Parfois, nous avons l’impression de subir des épreuves injustes ou dont le sens nous échappe. Pourtant, rien ne survient par hasard et, même si ce qui nous arrive ne correspond pas à ce que nous désirons en ce moment, l’acceptation c’est accueillir l’idée qu’en dépit des apparences, la situation est en harmonie avec notre chemin de vie. Pour peu que l’on sache le voir, il y a un cadeau (parfois bien) caché dans chaque épreuve, un sens à chaque chose : la perte d’un emploi peut conduire à de nouvelles opportunités, une épreuve ou un deuil peut être l’occasion de grandir, une maladie peut amener à prendre du recul sur sa vie, une séparation amènera à des nouvelles rencontres…
L’acceptation d’événements douloureux ne nous procurera pas par magie une quelconque joie – qui serait d’ailleurs incongrue-, mais nous permettra, malgré la tristesse, d’accéder à de la sérénité.

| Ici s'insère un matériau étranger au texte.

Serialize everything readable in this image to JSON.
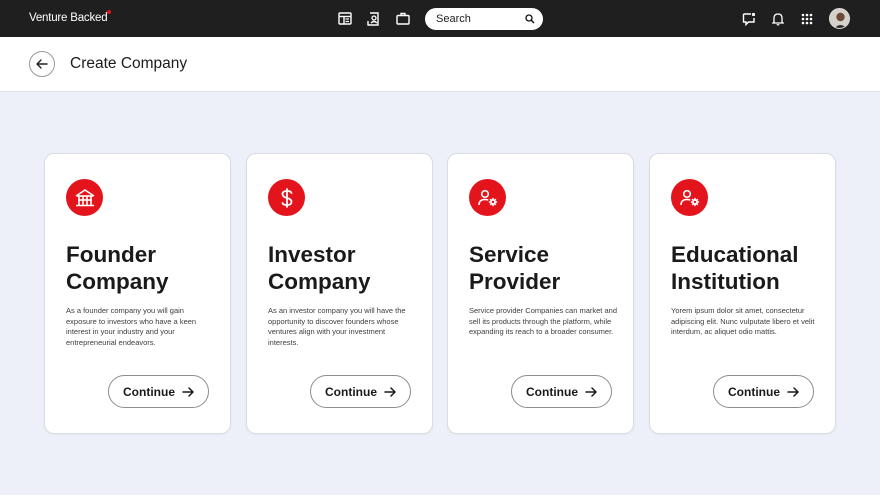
{
  "topbar": {
    "brand": "Venture Backed",
    "search_placeholder": "Search",
    "nav_icons": [
      "dashboard-icon",
      "contacts-icon",
      "briefcase-icon"
    ],
    "right_icons": [
      "message-icon",
      "bell-icon",
      "apps-grid-icon"
    ]
  },
  "header": {
    "title": "Create Company"
  },
  "colors": {
    "accent": "#e3141b",
    "topbar": "#1f1f20",
    "background": "#eef0f9"
  },
  "cards": [
    {
      "icon": "building-icon",
      "title_line1": "Founder",
      "title_line2": "Company",
      "description": "As a founder company you will gain exposure to investors who have a keen interest in your industry and your entrepreneurial endeavors.",
      "button": "Continue"
    },
    {
      "icon": "dollar-icon",
      "title_line1": "Investor",
      "title_line2": "Company",
      "description": "As an investor company you will have the opportunity to discover founders whose ventures align with your investment interests.",
      "button": "Continue"
    },
    {
      "icon": "user-gear-icon",
      "title_line1": "Service",
      "title_line2": "Provider",
      "description": "Service provider Companies can market and sell its products through the platform, while expanding its reach to a broader consumer.",
      "button": "Continue"
    },
    {
      "icon": "user-gear-icon",
      "title_line1": "Educational",
      "title_line2": "Institution",
      "description": "Yorem ipsum dolor sit amet, consectetur adipiscing elit. Nunc vulputate libero et velit interdum, ac aliquet odio mattis.",
      "button": "Continue"
    }
  ]
}
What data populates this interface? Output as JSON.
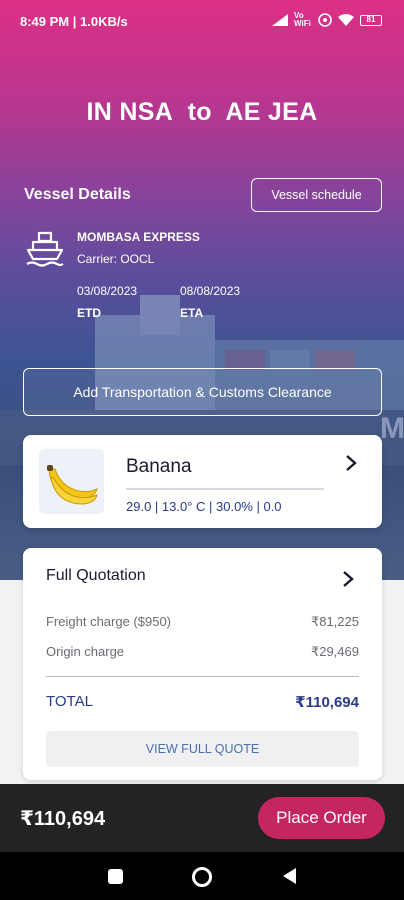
{
  "status_bar": {
    "time": "8:49 PM | 1.0KB/s",
    "battery": "81",
    "network_label": "Vo WiFi"
  },
  "route": {
    "origin": "IN NSA",
    "connector": "to",
    "destination": "AE JEA"
  },
  "vessel": {
    "section_title": "Vessel Details",
    "schedule_button": "Vessel schedule",
    "name": "MOMBASA EXPRESS",
    "carrier": "Carrier: OOCL",
    "etd_date": "03/08/2023",
    "etd_label": "ETD",
    "eta_date": "08/08/2023",
    "eta_label": "ETA"
  },
  "add_transport_button": "Add Transportation & Customs Clearance",
  "product": {
    "name": "Banana",
    "params": "29.0 | 13.0° C | 30.0% | 0.0"
  },
  "quotation": {
    "title": "Full Quotation",
    "rows": [
      {
        "label": "Freight charge ($950)",
        "value": "₹81,225"
      },
      {
        "label": "Origin charge",
        "value": "₹29,469"
      }
    ],
    "total_label": "TOTAL",
    "total_value": "₹110,694",
    "view_button": "VIEW FULL QUOTE"
  },
  "bottom": {
    "price": "₹110,694",
    "place_order": "Place Order"
  },
  "colors": {
    "brand_pink": "#c6265f",
    "accent_blue": "#2a3a8a",
    "gradient_top": "#dd2f86",
    "gradient_bottom": "#3d5494"
  }
}
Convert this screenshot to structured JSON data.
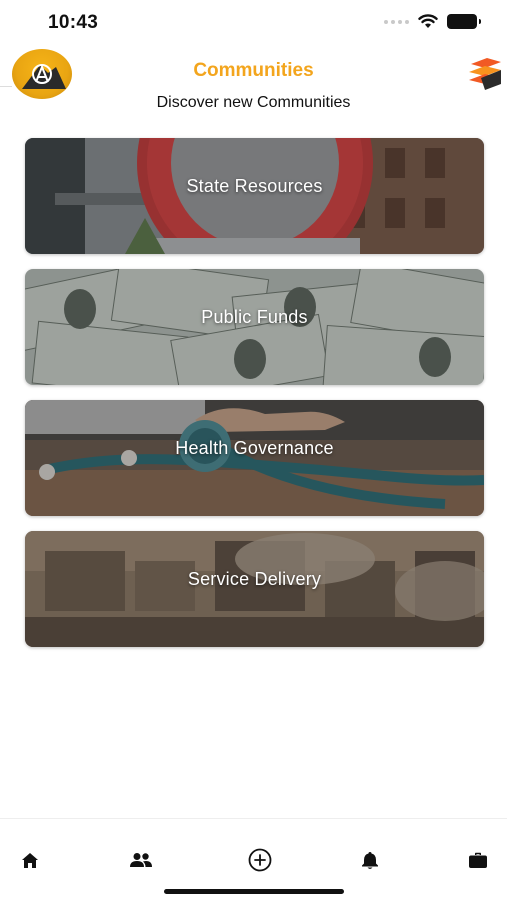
{
  "status_bar": {
    "time": "10:43"
  },
  "header": {
    "title": "Communities",
    "subtitle": "Discover new Communities"
  },
  "communities": [
    {
      "label": "State Resources"
    },
    {
      "label": "Public Funds"
    },
    {
      "label": "Health Governance"
    },
    {
      "label": "Service Delivery"
    }
  ],
  "bottom_nav": [
    {
      "icon": "home-icon"
    },
    {
      "icon": "people-icon"
    },
    {
      "icon": "add-circle-icon"
    },
    {
      "icon": "bell-icon"
    },
    {
      "icon": "briefcase-icon"
    }
  ],
  "colors": {
    "accent": "#f3a51d",
    "text": "#111111",
    "background": "#ffffff"
  }
}
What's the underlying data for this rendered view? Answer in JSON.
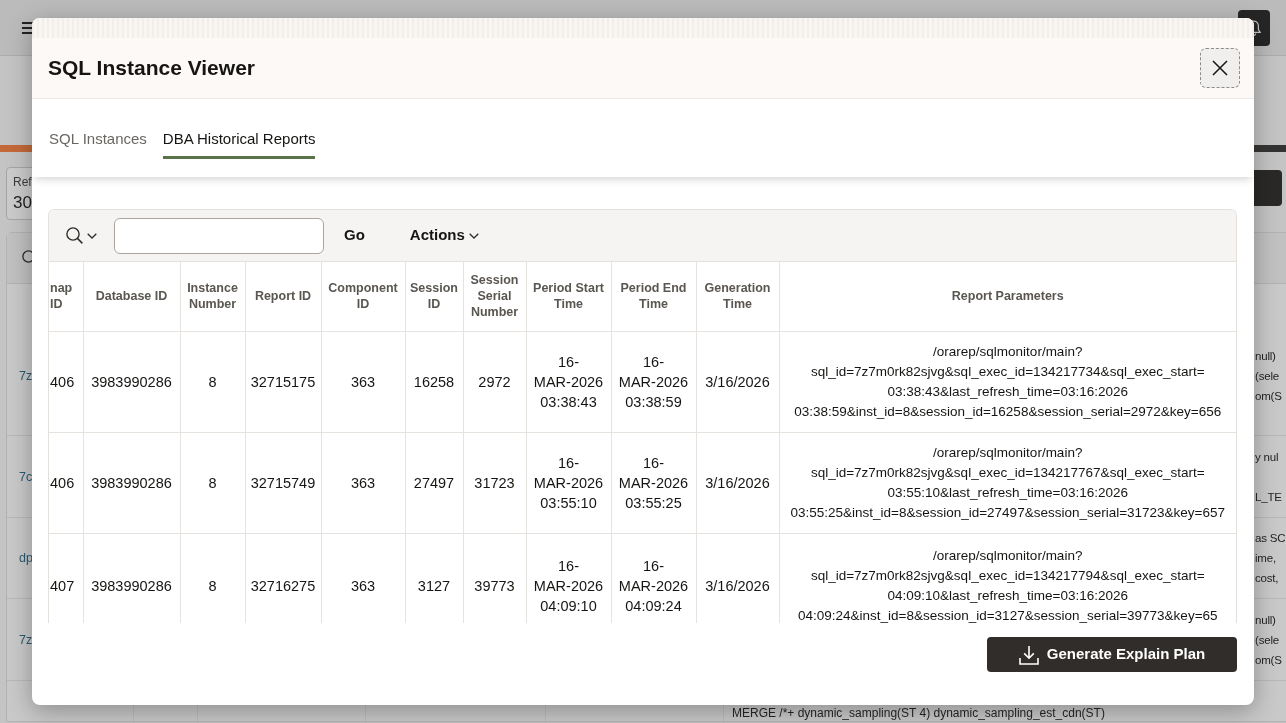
{
  "background_page": {
    "refresh_field": {
      "label": "Ref",
      "value": "30"
    },
    "rows": [
      {
        "column_1": "7z",
        "column_last": [
          "null)",
          "(sele",
          "om(S"
        ]
      },
      {
        "column_1": "7c",
        "column_last": [
          "y nul",
          "L_TE"
        ]
      },
      {
        "column_1": "dp",
        "column_last": [
          "as SC",
          "ime,",
          "cost,"
        ]
      },
      {
        "column_1": "7z",
        "column_last": [
          "null)",
          "(sele",
          "om(S"
        ]
      }
    ],
    "last_row_text": "MERGE /*+ dynamic_sampling(ST 4) dynamic_sampling_est_cdn(ST)"
  },
  "dialog": {
    "title": "SQL Instance Viewer",
    "tabs": [
      {
        "label": "SQL Instances",
        "selected": false
      },
      {
        "label": "DBA Historical Reports",
        "selected": true
      }
    ],
    "toolbar": {
      "go_button": "Go",
      "actions_button": "Actions"
    },
    "table": {
      "columns": [
        "nap ID",
        "Database ID",
        "Instance Number",
        "Report ID",
        "Component ID",
        "Session ID",
        "Session Serial Number",
        "Period Start Time",
        "Period End Time",
        "Generation Time",
        "Report Parameters"
      ],
      "rows": [
        [
          "406",
          "3983990286",
          "8",
          "32715175",
          "363",
          "16258",
          "2972",
          "16-\nMAR-2026\n03:38:43",
          "16-\nMAR-2026\n03:38:59",
          "3/16/2026",
          "/orarep/sqlmonitor/main?\nsql_id=7z7m0rk82sjvg&sql_exec_id=134217734&sql_exec_start=\n03:38:43&last_refresh_time=03:16:2026\n03:38:59&inst_id=8&session_id=16258&session_serial=2972&key=656"
        ],
        [
          "406",
          "3983990286",
          "8",
          "32715749",
          "363",
          "27497",
          "31723",
          "16-\nMAR-2026\n03:55:10",
          "16-\nMAR-2026\n03:55:25",
          "3/16/2026",
          "/orarep/sqlmonitor/main?\nsql_id=7z7m0rk82sjvg&sql_exec_id=134217767&sql_exec_start=\n03:55:10&last_refresh_time=03:16:2026\n03:55:25&inst_id=8&session_id=27497&session_serial=31723&key=657"
        ],
        [
          "407",
          "3983990286",
          "8",
          "32716275",
          "363",
          "3127",
          "39773",
          "16-\nMAR-2026\n04:09:10",
          "16-\nMAR-2026\n04:09:24",
          "3/16/2026",
          "/orarep/sqlmonitor/main?\nsql_id=7z7m0rk82sjvg&sql_exec_id=134217794&sql_exec_start=\n04:09:10&last_refresh_time=03:16:2026\n04:09:24&inst_id=8&session_id=3127&session_serial=39773&key=65"
        ]
      ]
    },
    "footer_button": "Generate Explain Plan"
  }
}
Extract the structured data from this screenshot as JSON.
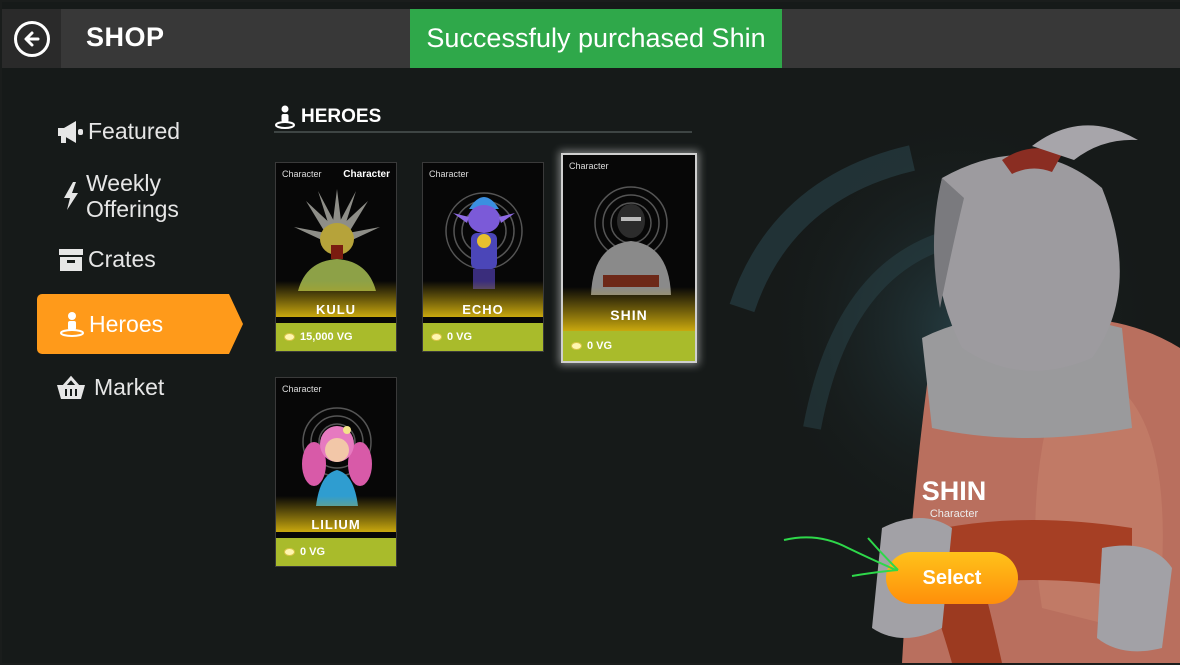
{
  "header": {
    "title": "SHOP",
    "toast": "Successfuly purchased Shin",
    "back_icon": "arrow-left-icon"
  },
  "sidebar": {
    "items": [
      {
        "label": "Featured",
        "icon": "megaphone-icon",
        "active": false
      },
      {
        "label": "Weekly\nOfferings",
        "icon": "lightning-icon",
        "active": false
      },
      {
        "label": "Crates",
        "icon": "crate-icon",
        "active": false
      },
      {
        "label": "Heroes",
        "icon": "hero-icon",
        "active": true
      },
      {
        "label": "Market",
        "icon": "basket-icon",
        "active": false
      }
    ]
  },
  "section": {
    "title": "HEROES"
  },
  "heroes": [
    {
      "tag": "Character",
      "tag2": "Character",
      "name": "KULU",
      "price": "15,000 VG"
    },
    {
      "tag": "Character",
      "name": "ECHO",
      "price": "0 VG"
    },
    {
      "tag": "Character",
      "name": "SHIN",
      "price": "0 VG",
      "selected": true
    },
    {
      "tag": "Character",
      "name": "LILIUM",
      "price": "0 VG"
    }
  ],
  "preview": {
    "name": "SHIN",
    "subtitle": "Character",
    "select_label": "Select"
  },
  "colors": {
    "accent": "#ff9a1a",
    "toast": "#2fa84a",
    "price_bar": "#a9bb2b"
  }
}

Cette paix intérieure a pour vertu de ne pas nous enfermer définitivement dans la tristesse et de nous permettre par après d’avoir la possibilité de nous laisser à nouveau toucher par la joie.
Laisser être ce qui estLe terme d’acceptation est souvent mal compris et peut-être faudrait-il lui préférer celui d’accueil. Accueillir la vie telle qu’elle vient, inconditionnellement, et laisser les événements et les gens être ce qu’ils sont, sans chercher à les changer. Ainsi que l’écrit Eckhart Tolle : « Laissez la Vie tranquille. Laissez-la être ».
Il ne s’agit pas de réussir à tout prix à apprécier un événement, de lui trouver un sens ou une signification. Accueillir un événement c’est le recevoir comme il est, sans le confondre avec l’interprétation que notre mental voudrait lui donner.
L’acceptation sur le plan spirituel ne s’applique pas qu’aux événements « extérieurs » mais porte également sur soi-même (même si du point de vue de la non-dualité cette distinction entre intérieur et extérieur n’a plus beaucoup de sens). S’accepter soi-même inconditionnellement, accueillir avec bienveillance les parts de soi que l’on aime le moins, est une des choses les plus difficiles qui soit. Un long travail de réhabilitation est souvent nécessaire.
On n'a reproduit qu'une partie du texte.